Now that's an entirely different (and pertinent) question. Given my experience (Orange France), they seem to actively support the last two or three models, but the updates are not very frequent. They seem to like to roll out updates in early August. You can tell because stuff that used to work is suddenly broken until (a few weeks later) they push out an update that works. Must be the summer trainee doing the testing...

heyrick Silver badge

and urged customers to migrate to a newer product "built on an entirely different code base."

That doesn't mean it's safer, it means it has different bugs.

SpaceX small print on Starlink insists no Earth government has authority or sovereignty over Martian activities

heyrick Silver badge

Re: Remember 1776 ......

"The Sahara and Antarctica would be better prospects for colonisation."

I think the idea is that since we're doing such a fine job of buggering up this planet... wishful thinking... oh look a whole new planet to break.

heyrick Silver badge

Re: Remember 1776 ......

"it should be written by people who established a society and wish to remain on Mars"

Exactly this. There should be some Earthian rules that apply to going to Mars and exploiting resources on the planet during these explorations, as well as sorting out what happens when there's a punch up between rival rovers.

But the moment Mars can be considered as being colonised (as in, people there who wish to stay), it is they who should decide what sort of legal framework and constitution should apply, without interference from Earth (either by government or by corporations).

heyrick Silver badge

Re: Remember 1776 ......

"Especially as the UN is irrelevant here on Earth"

That's because they don't have Chrisjen Avasarala yet.

Facebook and Apple are toying with us, and it's scarcely believable

heyrick Silver badge

Re: Point

"Will Google and Facebook reign forever?"

Wasn't MySpace where it was at, and AltaVista the best search engine?

Things come, things go. Arguably Google will be more resilient as they have their fingers in more pies, but all it really takes is someone somewhere to devise something perceived as "better".

heyrick Silver badge

Re: even if in Apple's case it's really just a fruit emblem

As a person who had an iPad Mini once upon a time... Apple kit has frustrations. Sometimes utterly stupid frustrations. But they're different frustrations to the typical Android device (of which I have several).

Nothing is frustration free.

Citibank accidentally wired $500m back to lenders in user-interface super-gaffe – and judge says it can't be undone

heyrick Silver badge

"still very twitchy whenever it comes to submitting financial details..."

A recently had to transfer a large (for me) amount of money from my usual account to the one with the chequebook. So all the details were set up, and my first transfer was for one centime.

When I saw that had arrived, I could then transfer the rest. It helps to check and double check.

heyrick Silver badge

Re: Ha ha ha

For some reason, I find it easier to copy the bank number starting from the end, not the beginning. Maybe because of one starts at the beginning they're liable to read ahead, but doing to backwards one number at a time, anything following can be completely ignored as "done".

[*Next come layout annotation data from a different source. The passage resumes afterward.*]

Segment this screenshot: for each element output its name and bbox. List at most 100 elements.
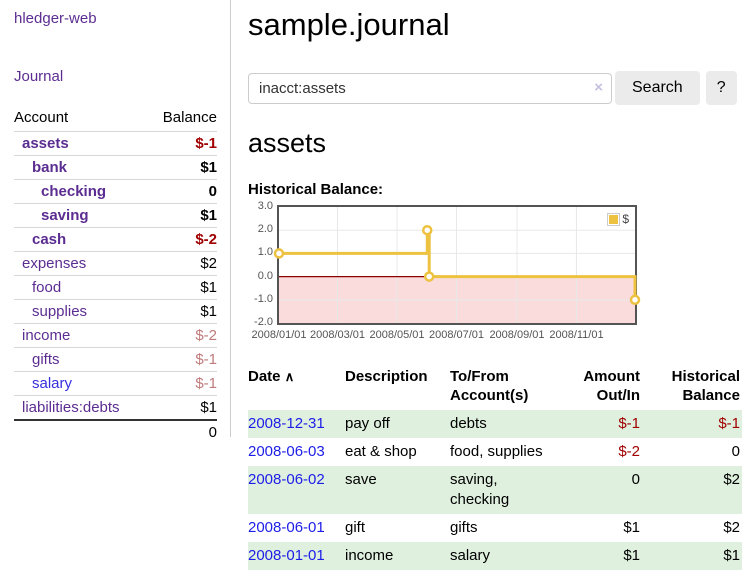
transaction-row: 2008-12-31 pay off debts $-1 $-1 [248, 410, 742, 438]
transaction-row: 2008-06-02 save saving, checking 0 $2 [248, 466, 742, 514]
account-row: food $1 [14, 275, 217, 300]
account-link[interactable]: income [22, 327, 71, 344]
account-link[interactable]: supplies [32, 303, 88, 320]
sidebar-account-rows: assets $-1 bank $1 checking 0 saving $1 cash $-2 e… [14, 131, 217, 420]
balance-column-header2: Historical Balance [671, 368, 740, 404]
y-axis-tick: 1.0 [257, 246, 273, 259]
account-row: assets $-1 [14, 131, 217, 156]
accounts-column-header: To/From Account(s) [450, 368, 529, 404]
account-row: salary $-1 [14, 371, 217, 396]
transaction-accounts: salary [450, 542, 565, 570]
help-button[interactable]: ? [705, 71, 737, 105]
account-link[interactable]: cash [32, 231, 67, 248]
main-content: sample.journal × Search ? assets Histori… [248, 0, 742, 570]
legend-label: $ [622, 212, 629, 226]
account-row: bank $1 [14, 155, 217, 180]
transaction-date-link[interactable]: 2008-01-01 [248, 547, 325, 564]
historical-balance-chart: $ 3.0 2.0 1.0 0.0 -1.0 -2.0 2008/01/01 2008/03/… [248, 200, 742, 345]
account-balance: $-1 [148, 131, 217, 156]
account-column-header: Account [14, 109, 69, 126]
account-balance: $1 [148, 275, 217, 300]
account-link[interactable]: liabilities:debts [22, 399, 120, 416]
transaction-date-link[interactable]: 2008-12-31 [248, 415, 325, 432]
balance-column-header: Balance [162, 109, 217, 126]
register-table: Date ∧ Description To/From Account(s) Am… [248, 367, 742, 570]
account-row: cash $-2 [14, 227, 217, 252]
transaction-date-link[interactable]: 2008-06-01 [248, 519, 325, 536]
account-balance: 0 [148, 179, 217, 204]
y-axis-tick: -2.0 [254, 316, 273, 328]
transaction-balance: $1 [640, 542, 742, 570]
x-axis-tick: 2008/11/01 [549, 329, 604, 341]
transaction-balance: 0 [731, 443, 740, 460]
register-rows: 2008-12-31 pay off debts $-1 $-1 2008-06-03 ea… [248, 410, 742, 570]
account-link[interactable]: saving [41, 207, 89, 224]
search-input[interactable] [248, 72, 612, 104]
date-column-header[interactable]: Date ∧ [248, 368, 295, 385]
account-row: checking 0 [14, 179, 217, 204]
transaction-accounts: food, supplies [450, 443, 543, 460]
transaction-date-link[interactable]: 2008-06-02 [248, 471, 325, 488]
account-link[interactable]: expenses [22, 255, 87, 272]
clear-search-icon[interactable]: × [594, 78, 603, 96]
x-axis-tick: 2008/09/01 [489, 329, 545, 341]
transaction-row: 2008-01-01 income salary $1 $1 [248, 542, 742, 570]
transaction-amount: $-1 [565, 410, 640, 438]
account-row: income $-2 [14, 323, 217, 348]
nav-journal: Journal [14, 68, 230, 86]
transaction-balance: $-1 [640, 410, 742, 438]
transaction-amount: $-2 [618, 443, 640, 460]
transaction-description: pay off [345, 410, 450, 438]
account-link[interactable]: checking [41, 183, 107, 200]
account-balance: $-2 [148, 227, 217, 252]
account-balance-table: Account Balance assets $-1 bank $1 checking 0… [14, 107, 217, 444]
x-axis-tick: 2008/05/01 [369, 329, 425, 341]
sort-asc-icon: ∧ [284, 369, 295, 384]
total-balance: 0 [148, 419, 217, 444]
account-balance: $1 [148, 395, 217, 420]
chart-label: Historical Balance: [248, 181, 384, 198]
account-link[interactable]: salary [32, 375, 73, 392]
transaction-amount: $1 [623, 519, 640, 536]
account-row: supplies $1 [14, 299, 217, 324]
transaction-description: eat & shop [345, 443, 417, 460]
account-heading: assets [248, 128, 327, 158]
search-button[interactable]: Search [615, 71, 700, 105]
x-axis-tick: 2008/01/01 [251, 329, 307, 341]
chart-canvas [273, 207, 641, 323]
app-title-link[interactable]: hledger-web [14, 10, 97, 27]
account-link[interactable]: assets [22, 135, 69, 152]
account-link[interactable]: food [32, 279, 62, 296]
transaction-description: income [345, 542, 450, 570]
legend-swatch-icon [607, 212, 621, 226]
account-balance: $-2 [148, 323, 217, 348]
account-link[interactable]: gifts [32, 351, 60, 368]
journal-link[interactable]: Journal [14, 68, 64, 85]
total-row: 0 [14, 419, 217, 444]
x-axis-tick: 2008/03/01 [309, 329, 366, 341]
sidebar: hledger-web Journal Account Balance asse… [0, 0, 231, 444]
search-form: × Search ? [248, 71, 742, 105]
account-row: saving $1 [14, 203, 217, 228]
y-axis-tick: 2.0 [257, 223, 273, 236]
transaction-accounts: debts [450, 410, 565, 438]
transaction-row: 2008-06-01 gift gifts $1 $2 [248, 514, 742, 542]
app-title: hledger-web [14, 10, 230, 28]
account-row: gifts $-1 [14, 347, 217, 372]
account-row: liabilities:debts $1 [14, 395, 217, 420]
transaction-description: save [345, 466, 450, 514]
account-balance: $1 [148, 299, 217, 324]
transaction-balance: $2 [640, 466, 742, 514]
description-column-header: Description [345, 368, 428, 385]
transaction-amount: 0 [565, 466, 640, 514]
transaction-row: 2008-06-03 eat & shop food, supplies $-2 0 [248, 438, 742, 466]
y-axis-tick: 3.0 [257, 200, 273, 212]
account-balance: $-1 [148, 371, 217, 396]
account-balance: $1 [148, 155, 217, 180]
page-title: sample.journal [248, 7, 450, 42]
transaction-date-link[interactable]: 2008-06-03 [248, 443, 325, 460]
account-balance: $2 [148, 251, 217, 276]
chart-plot-area[interactable]: $ [273, 205, 641, 325]
account-link[interactable]: bank [32, 159, 68, 176]
transaction-accounts: gifts [450, 519, 478, 536]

(fellow dyscalculia sufferer, though I thank Acorn User's Yellow Pages (type in listings) for greatly helping me deal with reading and reproducing numbers as a teenager)

Atheists warn followers of unholy data leak, hint dark deeds may have tried to make it go away

heyrick Silver badge

Re: So what do atheists believe in...

"... not obeying the law, apparently."

All this demonstrates is that some people are dicks. The belief, or absence of a belief, in a supernatural sky fairy does not change that.

Nurserycam horror show: 'Secure' daycare video monitoring product beamed DVR admin creds to all users

heyrick Silver badge

Forward it to the nurseries - don't they have some degree of liability for installing the system in the first place?